Bernard Ortiz de Montellano’s review of Aztec dietary practices conclude that this culture exploited a vast range of food sources in creative ways, allowing for intakes of protein and other critical nutrients that may be surprising to modern nutritionists in the developed world. His analysis of the diet of the ancient Aztec is intensely illuminating, even given its self-admitted deficiencies. Of course, modern scholars cannot know exactly what these ancient people ate, but the guesses and inferences are shrewd and moderate, and use many nutritional markers that were not available in an earlier article in a similar topic by Ortiz de Montellano (Ortiz de Montanello passim). More importantly, they take into consideration, without squeamishness or derogation, nutritional sources which were sometimes discounted or ignored in earlier centuries and even in earlier decades.
Thus, readers learn the role of spirulina, mesquite, agave, maguey, amaranth, and insects; just a few examples of the sorts of non-European foodstuffs with which the Aztecs supplemented the modest quantities of more familiar foods they consumed. Ortiz de Montellano also discusses the techniques used to collect, process, and store their foods; critical elements in garnering the greatest yield of nutrients from each source. An obvious example is the slaking of corn with lime; a less well-known example is the collection of spirulina from the lakes. With this information in hand, the achievement of the Aztec empire becomes more of imaginable. It is so difficult to imagine it today, just looking at the climate and the poverty in the region today. Ortiz de Montellano make
The discussion of illness goes over the relatively small number of illnesses that probably plagued the Aztecs before contact with the Europeans. Ortiz de Montellano also notes the illnesses that inconvenience the population now. He also addresses the public health measures that they followed.
Ortiz de Montellano takes some space to discuss the relationship between a culture’s notions of the origins of illness and the steps that they take to address it. In the case of the Aztec, their attribution of illness to supernatural, magical, or moral causes affected the way they treated them. They used divination, ritual incantation, and tonalli, or what could be described as personal essence, important to health, and crucial to understanding their approach to healing. He also reviews their understanding of natural causation, which was rather sophisticated in some instances, for example in noticing that intercourse during the last month of pregnancy could be associated with infection of the amniotic sac (Ortiz de Montellano 153).
In discussing the cures that the Aztecs attempted, Ortiz de Montellano goes into a great deal of detail regarding their religious ideas. At times, this detail threatens to seriously overwhelm the reader and digress from the issue of health. However, an explication of their religious system is crucial because their ideas of illness were ineluctably tied to their notions of the sacred. This complex and largely poorly understood religious system warrants reader attention.
The author addresses the traditional practices’ potential for effectiveness through such phenomena as the placebo effect, or the reduction of stress. A growing body of research validates this relationship.
This chapter series winds up by considering the modern syncretism that is visible in Mexico today. The confluence of traditional medicine, the Catholic Church, and modern science have created the unique healing practices and belief that are in effect today. As an example of how these influences are syncretized, the author describes ceremonies to ensure good crops that are performed on the day assigned to a saint called Tepozteco, who is a holdover from pre-contact times (Ortiz de Montellano 212).

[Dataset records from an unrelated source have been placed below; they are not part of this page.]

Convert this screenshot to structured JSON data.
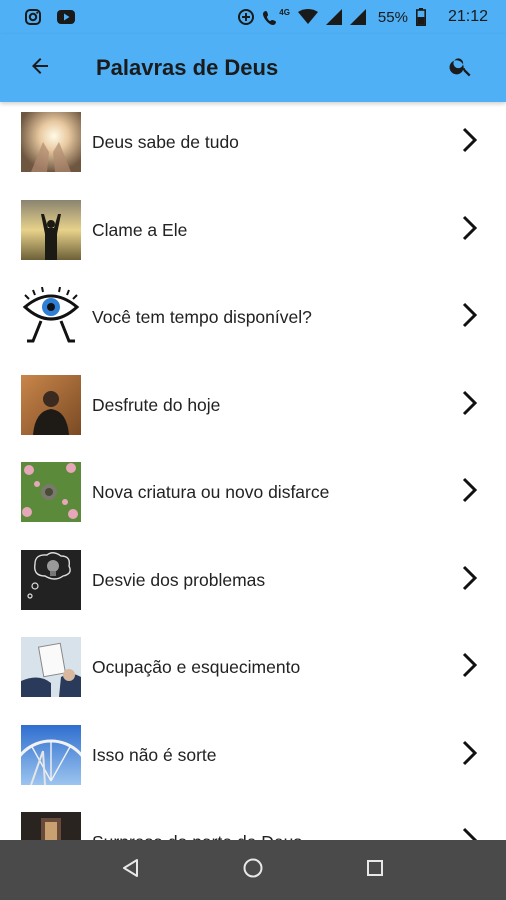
{
  "status_bar": {
    "battery": "55%",
    "time": "21:12",
    "network": "4G",
    "icons": [
      "instagram-icon",
      "youtube-icon",
      "data-saver-icon",
      "wifi-call-icon",
      "wifi-icon",
      "signal-icon",
      "battery-icon"
    ]
  },
  "app_bar": {
    "title": "Palavras de Deus",
    "back_icon": "arrow-back-icon",
    "search_icon": "search-icon",
    "background": "#4fb0f5"
  },
  "list": {
    "items": [
      {
        "label": "Deus sabe de tudo"
      },
      {
        "label": "Clame a Ele"
      },
      {
        "label": "Você tem tempo disponível?"
      },
      {
        "label": "Desfrute do hoje"
      },
      {
        "label": "Nova criatura ou novo disfarce"
      },
      {
        "label": "Desvie dos problemas"
      },
      {
        "label": "Ocupação e esquecimento"
      },
      {
        "label": "Isso não é sorte"
      },
      {
        "label": "Surpresa da parte de Deus"
      }
    ],
    "chevron_icon": "chevron-right-icon"
  },
  "nav_bar": {
    "buttons": [
      "back-triangle-icon",
      "home-circle-icon",
      "recents-square-icon"
    ],
    "background": "#4a4a4a"
  }
}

Thus, Ortiz de Montellano brings the reader fully into the modern era, having demonstrated that the ancient Aztecs possessed a complex and highly evolved diet and medical structure based on a sophisticated religious system. The evidence is plentiful and well-supported, and the whole is profoundly thought-provoking.
Works Cited
Ortiz de Montanello, Bernard R. “Aztec Cannibalism: An Ecological Necessity?” Science 200.4342 (611-617 ). Web. 2012.
Ortiz de Montellano, Bernard R. Aztec Medicine, health and Nutrition. New Brunswick: Rutgers University Press, 1990. Print.